Comme tout le monde en envoyant des textes par la poste ; Puis, ça marche (quelquefois), ou ça ne marche pas (plus souvent). En fait, le premier vrai contrat, c'est avec Bayard Presse (Je Bouquine) pour le Maître du bronze. Sauf que je n'avais pas envoyé ce manuscrit, mais un autre, de SF, qui avait plu à l'éditeur, mais était deux fois et demi trop long. Je lui ai donc proposé deux nouvelles : Le faiseur de bronze, et Les colons. Les deux me semblaient pouvoir être développées. Il a choisi le premier, que j'ai renforcé par deux autres nouvelles, avant de donner du liant à l'ensemble. Plusieurs années après, alors que je passais devant le stand Bayard au salon du livre, l'éditeur (ou plutôt l'éditrice) m'a appelé, en me demandant un texte de SF. J'ai repris Les Colons, et j'en ai fait Les orages de Jouvence. Mais finalement, ça ne s'est pas fait, et j'ai porté le manuscrit chez Milan, qui me l'a pris tout de suite pour sa série : Les aventuriers. Mais l'essentiel de mon travail avec les éditeurs est aujourd'hui consacré à des ouvrages professionnels, pour lesquels on vient me chercher... et qui occupent mon emploi du temps six mois à l'avance... .
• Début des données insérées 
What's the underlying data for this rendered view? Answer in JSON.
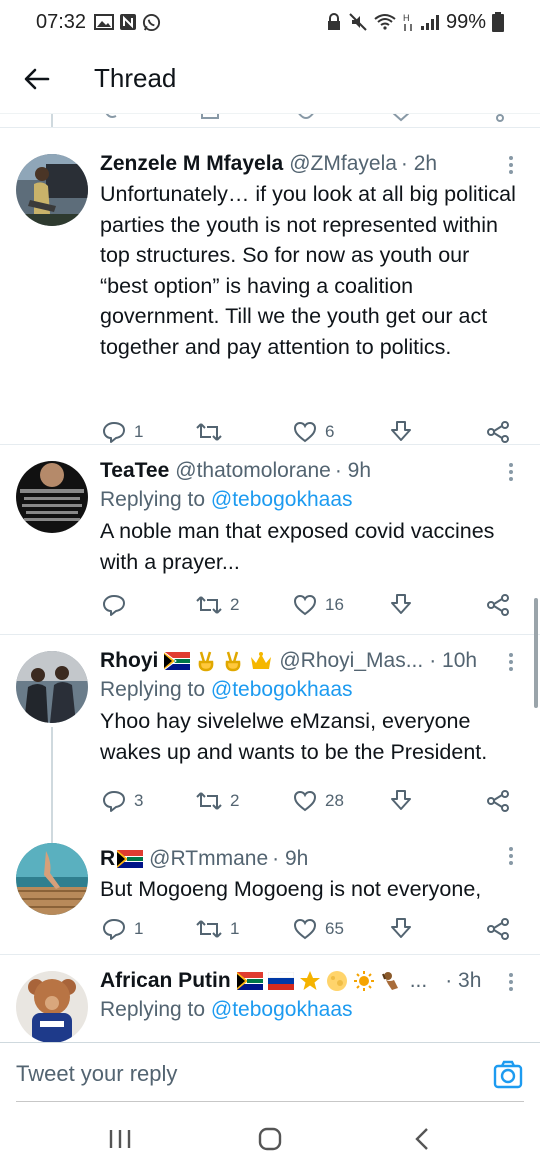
{
  "status_bar": {
    "time": "07:32",
    "battery": "99%"
  },
  "header": {
    "title": "Thread"
  },
  "tweets": [
    {
      "name": "Zenzele M Mfayela",
      "handle": "@ZMfayela",
      "time": "· 2h",
      "text": "Unfortunately… if you look at all big political parties the youth is not represented within top structures. So for now as youth our “best option” is having a coalition government. Till we the youth get our act together and pay attention to politics.",
      "replies": "1",
      "retweets": "",
      "likes": "6"
    },
    {
      "name": "TeaTee",
      "handle": "@thatomolorane",
      "time": "· 9h",
      "reply_prefix": "Replying to",
      "reply_mention": "@tebogokhaas",
      "text": "A noble man that exposed covid vaccines with a prayer...",
      "replies": "",
      "retweets": "2",
      "likes": "16"
    },
    {
      "name": "Rhoyi",
      "handle": "@Rhoyi_Mas...",
      "time": "· 10h",
      "reply_prefix": "Replying to",
      "reply_mention": "@tebogokhaas",
      "text": "Yhoo hay sivelelwe eMzansi, everyone wakes up and wants to be the President.",
      "replies": "3",
      "retweets": "2",
      "likes": "28"
    },
    {
      "name": "R",
      "handle": "@RTmmane",
      "time": "· 9h",
      "text": "But Mogoeng Mogoeng is not everyone,",
      "replies": "1",
      "retweets": "1",
      "likes": "65"
    },
    {
      "name": "African Putin",
      "handle": "...",
      "time": "· 3h",
      "reply_prefix": "Replying to",
      "reply_mention": "@tebogokhaas"
    }
  ],
  "composer": {
    "placeholder": "Tweet your reply"
  },
  "colors": {
    "accent": "#1d9bf0",
    "secondary_text": "#536471",
    "divider": "#e6ecf0"
  }
}
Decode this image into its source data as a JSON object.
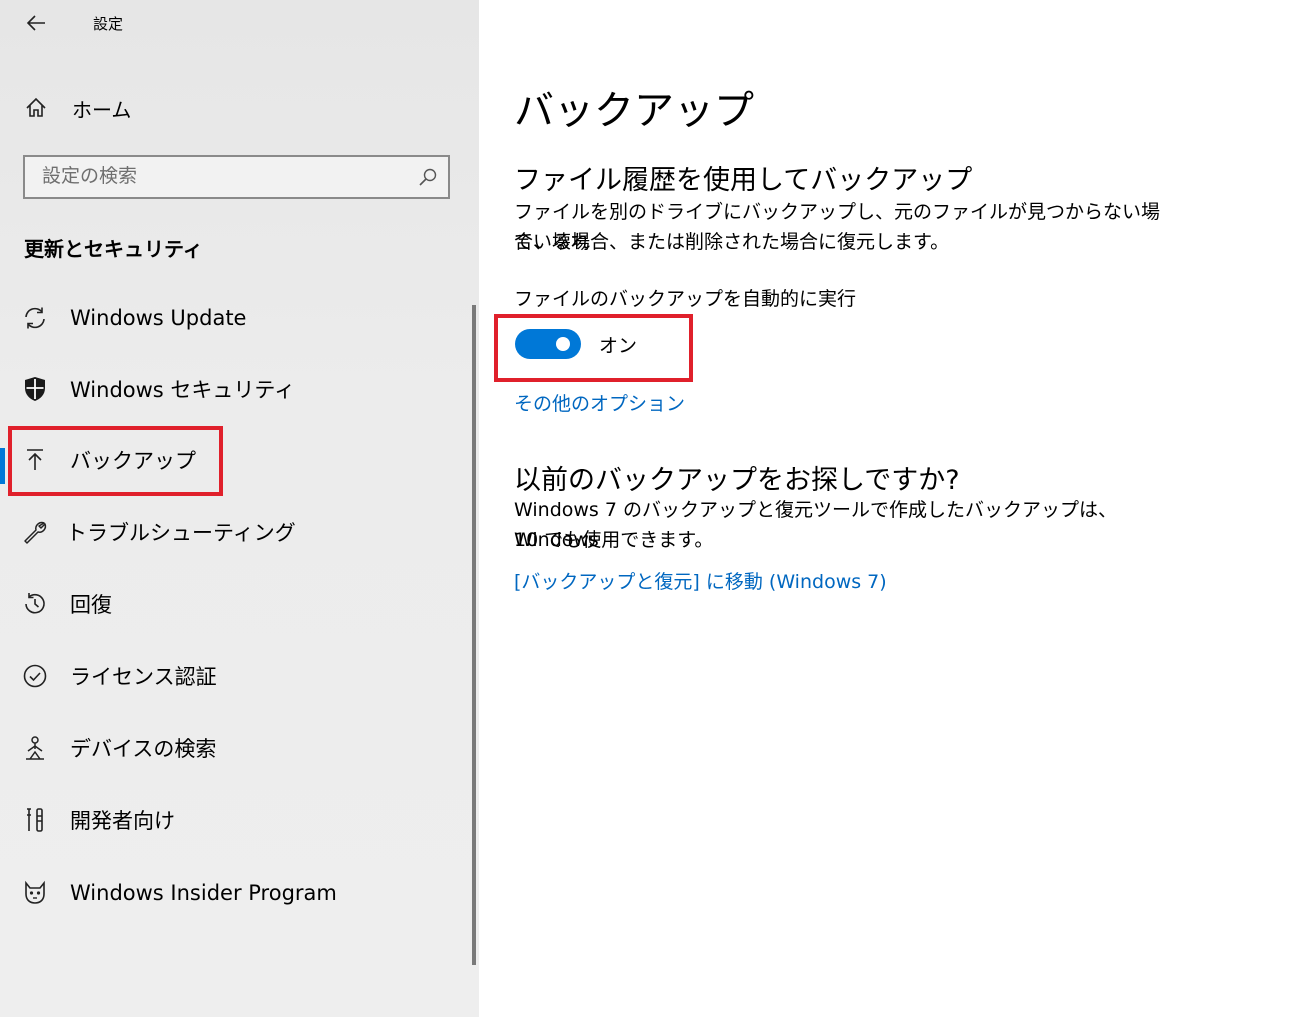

Pourquoi as-tu choisi de publier certains textes sous le nom d'Hugo Van Gaert, et pas d'autres ?
La France est un pays où on aime bien classer les gens par catégories. J'ai donc pensé qu'être plusieurs pouvait simplifier les choses. Et puis, cela m'amuse, d'avoir des pseudonymes. Il y en a au moins deux autres que j'utilise assez souvent...
En 2001, tu as eu le Prix Infini pour ta nouvelle Comment les choses se sont vraiment passées (on peut la lire sur <http://perso.wanadoo.fr/jplanque/Comment_les_choses.htm>), tu as été juré pour le concours de la 85ième dimension, section SF, peut-on dire que les prix et concours t'émoustillent en littérature ? Que tu aimes cet aspect compétition ?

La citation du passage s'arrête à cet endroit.